I should have grabbed onto this stock 4 years ago and held onto it. First Commonwealth Corporation (NYSE:FCF) announced their Q2 results yesterday. In a time when big banks are getting pounded in interest based income, First Commonwealth produced a .06% increase in net interest income. I wouldn't call that massive growth, but it topples the declines being seen in large financial institutions like Bank of America (NYSE:BAC) or JPMorgan (NYSE:JPM).

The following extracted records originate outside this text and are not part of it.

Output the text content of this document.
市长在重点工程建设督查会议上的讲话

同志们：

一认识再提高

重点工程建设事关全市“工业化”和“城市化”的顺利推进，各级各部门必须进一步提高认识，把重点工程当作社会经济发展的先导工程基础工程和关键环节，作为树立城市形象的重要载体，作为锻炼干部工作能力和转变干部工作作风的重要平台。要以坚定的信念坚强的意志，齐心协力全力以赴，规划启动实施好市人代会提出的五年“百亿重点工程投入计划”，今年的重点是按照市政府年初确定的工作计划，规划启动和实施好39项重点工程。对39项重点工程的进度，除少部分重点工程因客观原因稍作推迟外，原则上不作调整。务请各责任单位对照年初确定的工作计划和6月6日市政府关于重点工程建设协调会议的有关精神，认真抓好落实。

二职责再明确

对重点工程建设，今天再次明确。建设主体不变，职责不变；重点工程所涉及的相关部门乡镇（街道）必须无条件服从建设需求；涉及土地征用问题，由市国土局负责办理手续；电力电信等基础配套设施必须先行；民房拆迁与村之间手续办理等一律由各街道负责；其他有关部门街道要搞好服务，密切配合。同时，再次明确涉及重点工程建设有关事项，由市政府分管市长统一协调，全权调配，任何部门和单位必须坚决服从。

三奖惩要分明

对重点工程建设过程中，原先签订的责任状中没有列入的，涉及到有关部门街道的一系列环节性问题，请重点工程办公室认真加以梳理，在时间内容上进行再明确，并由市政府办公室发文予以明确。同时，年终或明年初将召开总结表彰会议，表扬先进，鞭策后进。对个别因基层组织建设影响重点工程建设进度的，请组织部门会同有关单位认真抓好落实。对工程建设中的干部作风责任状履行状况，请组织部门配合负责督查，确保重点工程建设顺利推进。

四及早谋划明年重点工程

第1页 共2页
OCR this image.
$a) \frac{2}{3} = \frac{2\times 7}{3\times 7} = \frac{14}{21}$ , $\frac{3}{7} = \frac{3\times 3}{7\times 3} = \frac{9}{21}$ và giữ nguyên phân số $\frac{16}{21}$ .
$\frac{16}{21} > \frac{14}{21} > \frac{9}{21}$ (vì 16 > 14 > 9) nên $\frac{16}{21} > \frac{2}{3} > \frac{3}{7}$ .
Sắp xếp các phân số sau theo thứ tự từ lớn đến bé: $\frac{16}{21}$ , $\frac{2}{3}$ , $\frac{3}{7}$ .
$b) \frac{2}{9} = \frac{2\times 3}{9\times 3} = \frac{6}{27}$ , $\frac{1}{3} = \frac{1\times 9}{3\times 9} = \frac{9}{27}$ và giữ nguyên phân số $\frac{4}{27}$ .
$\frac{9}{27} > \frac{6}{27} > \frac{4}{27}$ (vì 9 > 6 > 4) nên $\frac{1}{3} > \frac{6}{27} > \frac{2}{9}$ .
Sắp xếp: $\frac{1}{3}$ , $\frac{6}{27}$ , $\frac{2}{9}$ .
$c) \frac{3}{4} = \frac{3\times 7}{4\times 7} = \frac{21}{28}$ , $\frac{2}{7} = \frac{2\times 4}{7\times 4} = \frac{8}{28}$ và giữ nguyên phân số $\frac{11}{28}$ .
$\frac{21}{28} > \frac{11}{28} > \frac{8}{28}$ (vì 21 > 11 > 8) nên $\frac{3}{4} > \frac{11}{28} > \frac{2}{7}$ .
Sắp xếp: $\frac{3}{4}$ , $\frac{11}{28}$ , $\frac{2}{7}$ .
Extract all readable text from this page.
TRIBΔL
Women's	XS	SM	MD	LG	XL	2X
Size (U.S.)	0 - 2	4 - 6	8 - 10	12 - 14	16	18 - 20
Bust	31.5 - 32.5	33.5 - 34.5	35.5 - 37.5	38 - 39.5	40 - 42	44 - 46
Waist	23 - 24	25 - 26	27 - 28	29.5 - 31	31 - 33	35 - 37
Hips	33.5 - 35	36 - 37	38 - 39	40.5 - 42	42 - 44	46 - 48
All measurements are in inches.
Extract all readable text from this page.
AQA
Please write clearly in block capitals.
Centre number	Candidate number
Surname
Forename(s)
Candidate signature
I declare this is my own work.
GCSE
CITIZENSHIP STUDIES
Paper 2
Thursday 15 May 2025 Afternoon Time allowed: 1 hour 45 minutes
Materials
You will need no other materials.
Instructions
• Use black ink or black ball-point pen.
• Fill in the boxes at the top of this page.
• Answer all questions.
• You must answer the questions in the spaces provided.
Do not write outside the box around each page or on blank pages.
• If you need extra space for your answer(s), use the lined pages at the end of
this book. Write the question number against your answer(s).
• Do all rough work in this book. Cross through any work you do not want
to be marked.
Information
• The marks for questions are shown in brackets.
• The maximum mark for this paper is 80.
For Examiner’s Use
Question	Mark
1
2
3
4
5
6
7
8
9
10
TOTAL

I've written before about the solid, reliable dividend play that First Commonwealth offers. The latest earnings report continues to convey the safe nature of this investment. Because the small bank is far less exposed to international affairs than some of its larger counterparts, it seems more able to weather the storm brought upon financial institutions by the continually low interest rates they currently face. Furthermore, First Commonwealth increased non-interest based incomes by over 13% from the quarter prior.

The Future?

Slow but steady moves to expand are continuing with their announced purchase of assets in the Ohio Market. With the pending 13 additional branches, they will have the 3rd largest deposit market share in Canton, Ohio. This is a continuation of the banks moves into Ohio that started with acquisitions like their purchase of First Community Bank in Columbus. These Ohio moves offer growth opportunities for the bank as they intend to add more staff and capabilities in mortgaging, brokerage and commercial banking.

stock chart

(source:Nasdaq.com)

Looking at their financials, the bank has done well to improve earnings over the last few years. From 2011 to 2015, net income increased from $15 to $50 million. Equally encouraging is the increase from $0.15 to over $0.50 in earnings per share in that same time period. The first quarter of 2016 was a letdown in terms of keeping up with last year's trends. The 2 cent decline in diluted earnings year over year wasn't the worst seen in the financial sector. The bank's 2Q results also missed last years. With a 6.67% dip, there is obviously room for improvement. That being said, I still like the strong position of the bank. Their balance sheet is strong, and they're making moves in cutting expenses, while also expanding their business in Ohio. What makes the bank attractive is the solid stock performance and the consistent 3% dividend.

Disclosure: I/we have no positions in any stocks mentioned, and no plans to initiate any positions within the next 72 hours.

I wrote this article myself, and it expresses my own opinions. I am not receiving compensation for it (other than from Seeking Alpha). I have no business relationship with any company whose stock is mentioned in this article.